In four years as an Eagle, Alber’s role shifted from black ace to bottom-pairing stopgap to top-four stalwart. His mindset never changed, however. With each new year comes more highly talented players for Boston College – a program that defines the reload rather than rebuild concept more than any other in college sports.
Almost nothing about Alber’s makeup fits with the archetype of a Boston College defenseman. Known for their dynamic forwards, hulking, physical defensemen with remarkable puck skills are as prominent in the BC lineup as any shifty playmaker that tortures opposing defensemen and goaltenders.
Alber meets none of those criteria. His senior season at Boston College marked the arrival of a gifted crop of freshman defensemen, highlighted by Florida Panthers' first-round draft pick Michael Matheson – a player that quickly became BC’s best defenseman. York still expected Alber to contribute, to, along with Patrick Wey and Isaac MacLeod, mentor the newest crop of Eagle defensemen.
“You look at him, he’s scrawny, and he’s small,” Mullane said. “But he’s a good hockey player. What he brings to the team, you can’t put into words. He’s a leader. He brought guys like Michael Matheson and Teddy Doherty along. He’s a great defenseman that’s going to be missed.”
Alber’s ultimate value to his team was evident midway through the season when he suffered a torn meniscus prior to a game against Alabama-Huntsville in Minneapolis. The injury looked certain to end his senior season and handicap the Eagles' already-inexperienced defensive corps.
It was clear where BC missed Alber most. After defeating UAH without much trouble, a win that made York college hockey’s all-time winningest coach, BC ran into Minnesota and promptly lost, 8-1. The devastating loss became a quick memory for BC, but Alber’s absence made the season’s second half a tough one. Losses to Massachusetts and Maine came as a result of a green defensive group that struggled to adjust without Alber’s calming puck-moving presence.
“It was tough.

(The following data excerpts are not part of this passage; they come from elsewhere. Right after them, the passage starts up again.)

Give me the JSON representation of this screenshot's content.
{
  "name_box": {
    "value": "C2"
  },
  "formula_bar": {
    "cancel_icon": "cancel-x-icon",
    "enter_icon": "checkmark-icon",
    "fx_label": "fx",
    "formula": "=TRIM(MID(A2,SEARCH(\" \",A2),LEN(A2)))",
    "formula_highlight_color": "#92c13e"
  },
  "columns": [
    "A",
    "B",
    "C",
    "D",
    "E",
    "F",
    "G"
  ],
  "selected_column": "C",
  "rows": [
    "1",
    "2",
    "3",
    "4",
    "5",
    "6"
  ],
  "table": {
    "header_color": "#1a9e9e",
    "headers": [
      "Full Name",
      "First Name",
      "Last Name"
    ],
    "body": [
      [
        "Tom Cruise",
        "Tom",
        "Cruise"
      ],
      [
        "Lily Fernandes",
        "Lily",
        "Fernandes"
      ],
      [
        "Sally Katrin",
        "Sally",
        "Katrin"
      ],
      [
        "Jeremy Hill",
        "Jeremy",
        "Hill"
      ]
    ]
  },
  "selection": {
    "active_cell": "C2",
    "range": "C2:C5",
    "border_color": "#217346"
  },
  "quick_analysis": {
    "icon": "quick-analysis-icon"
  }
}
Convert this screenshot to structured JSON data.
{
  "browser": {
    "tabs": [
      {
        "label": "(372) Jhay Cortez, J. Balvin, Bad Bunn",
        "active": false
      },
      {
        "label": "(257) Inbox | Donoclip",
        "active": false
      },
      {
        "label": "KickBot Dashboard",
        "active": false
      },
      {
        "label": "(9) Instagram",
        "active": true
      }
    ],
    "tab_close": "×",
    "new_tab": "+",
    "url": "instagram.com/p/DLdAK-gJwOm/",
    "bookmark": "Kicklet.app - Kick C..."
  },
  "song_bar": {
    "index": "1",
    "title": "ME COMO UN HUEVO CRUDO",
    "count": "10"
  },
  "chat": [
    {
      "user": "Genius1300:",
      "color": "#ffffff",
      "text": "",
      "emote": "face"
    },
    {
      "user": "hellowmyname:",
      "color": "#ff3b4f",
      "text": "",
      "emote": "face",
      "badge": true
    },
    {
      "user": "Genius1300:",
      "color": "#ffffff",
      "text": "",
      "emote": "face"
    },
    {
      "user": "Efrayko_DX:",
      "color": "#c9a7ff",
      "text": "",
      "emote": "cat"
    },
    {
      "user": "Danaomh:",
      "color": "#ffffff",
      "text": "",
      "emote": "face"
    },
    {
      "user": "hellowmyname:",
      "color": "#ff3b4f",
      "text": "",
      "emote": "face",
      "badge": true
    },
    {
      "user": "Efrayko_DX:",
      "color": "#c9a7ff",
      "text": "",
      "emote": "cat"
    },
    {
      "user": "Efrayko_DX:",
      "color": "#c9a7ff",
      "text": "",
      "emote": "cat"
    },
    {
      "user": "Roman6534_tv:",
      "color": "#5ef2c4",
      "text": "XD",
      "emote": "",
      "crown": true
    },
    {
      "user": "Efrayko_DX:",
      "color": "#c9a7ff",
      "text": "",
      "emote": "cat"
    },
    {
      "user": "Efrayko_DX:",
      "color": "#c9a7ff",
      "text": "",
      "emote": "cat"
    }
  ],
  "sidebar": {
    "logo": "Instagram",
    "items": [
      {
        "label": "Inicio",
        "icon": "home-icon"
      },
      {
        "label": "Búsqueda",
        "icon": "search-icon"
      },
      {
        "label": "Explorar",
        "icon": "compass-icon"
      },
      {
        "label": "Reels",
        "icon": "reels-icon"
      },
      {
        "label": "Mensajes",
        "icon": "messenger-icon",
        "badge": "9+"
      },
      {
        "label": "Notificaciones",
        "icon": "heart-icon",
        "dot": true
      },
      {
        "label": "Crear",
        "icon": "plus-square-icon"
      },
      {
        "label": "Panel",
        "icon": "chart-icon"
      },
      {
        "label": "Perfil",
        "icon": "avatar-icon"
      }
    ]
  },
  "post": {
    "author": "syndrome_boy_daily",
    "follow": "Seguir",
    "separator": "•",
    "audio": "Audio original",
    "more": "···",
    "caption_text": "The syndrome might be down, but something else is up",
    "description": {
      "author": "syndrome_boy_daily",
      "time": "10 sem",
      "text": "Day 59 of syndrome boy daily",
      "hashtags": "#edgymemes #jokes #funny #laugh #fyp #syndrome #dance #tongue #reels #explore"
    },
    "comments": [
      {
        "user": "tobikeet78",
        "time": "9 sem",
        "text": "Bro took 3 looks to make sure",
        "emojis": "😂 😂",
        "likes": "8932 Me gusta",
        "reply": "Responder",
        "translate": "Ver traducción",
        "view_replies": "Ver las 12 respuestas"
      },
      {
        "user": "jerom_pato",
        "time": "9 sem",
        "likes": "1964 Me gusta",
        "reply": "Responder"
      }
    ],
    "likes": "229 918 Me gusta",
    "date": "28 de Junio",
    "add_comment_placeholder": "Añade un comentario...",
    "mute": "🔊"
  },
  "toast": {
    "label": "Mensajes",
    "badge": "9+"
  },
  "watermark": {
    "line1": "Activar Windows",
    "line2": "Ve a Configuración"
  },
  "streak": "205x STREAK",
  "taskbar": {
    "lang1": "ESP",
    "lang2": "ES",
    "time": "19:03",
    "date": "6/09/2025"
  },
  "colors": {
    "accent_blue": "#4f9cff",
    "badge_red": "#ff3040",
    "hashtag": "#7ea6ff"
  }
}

Knowing that may end my career then watching the team struggle, I felt horrible,” Alber said. “I felt kind of helpless because I could only watch and try to get back as fast as I could. I wasn’t sure if I would be able to play again, even if I recovered on schedule.”
Initially ruled out for three months, Alber’s effort – the same that led to his place in BC’s lineup – resulted in a fast recovery. He returned to BC’s lineup in time for the first round of the Hockey East tournament. The Eagles swept Vermont, advancing to the Hockey East semifinals. Despite a loss to Boston University – the first loss at the TD Garden in the four-year career of Alber and his classmates – his return made the Eagles a tough draw for anyone come NCAA tournament time.
“Even with (the losses to BU and Union), I’m happy I was able to play again this season because it’s what I love to do,” Alber said. “We’ve been through a lot this year, and my class has been through even more in the last four years. We wanted to be the first BC class to win four Hockey East tournaments and three national championships. Ultimately, it didn’t happen, but it’s been a dream for me regardless.”
BC’s senior class leaves Boston College as the most successful group in program history. To its claim are three Hockey East tournament championships, two Hockey East regular-season titles, four Beanpots, 114 wins and two national championships. The 19-0 run to last season’s national title goes down as one of college hockey’s most dominant stretches.
“Right now, there are five of us, but guys like Chris Kreider, Brian Dumoulin and Phil Samuelsson are as much a part of it as any of us,” Alber said. “Those guys are my brothers. They’ll still be my best friends 40 years from now. I can’t really describe how lucky I am to have been a part of this group. I guess it’s over now, but I’ll always be part of that group and Boston College hockey.”
Alber called his four years at BC "lucky" after Saturday’s loss to Union, forced to articulate his feelings on a career that was never a certainty — four years that always meant earning a spot in the lineup.
Boston College was lucky to have Patch Alber.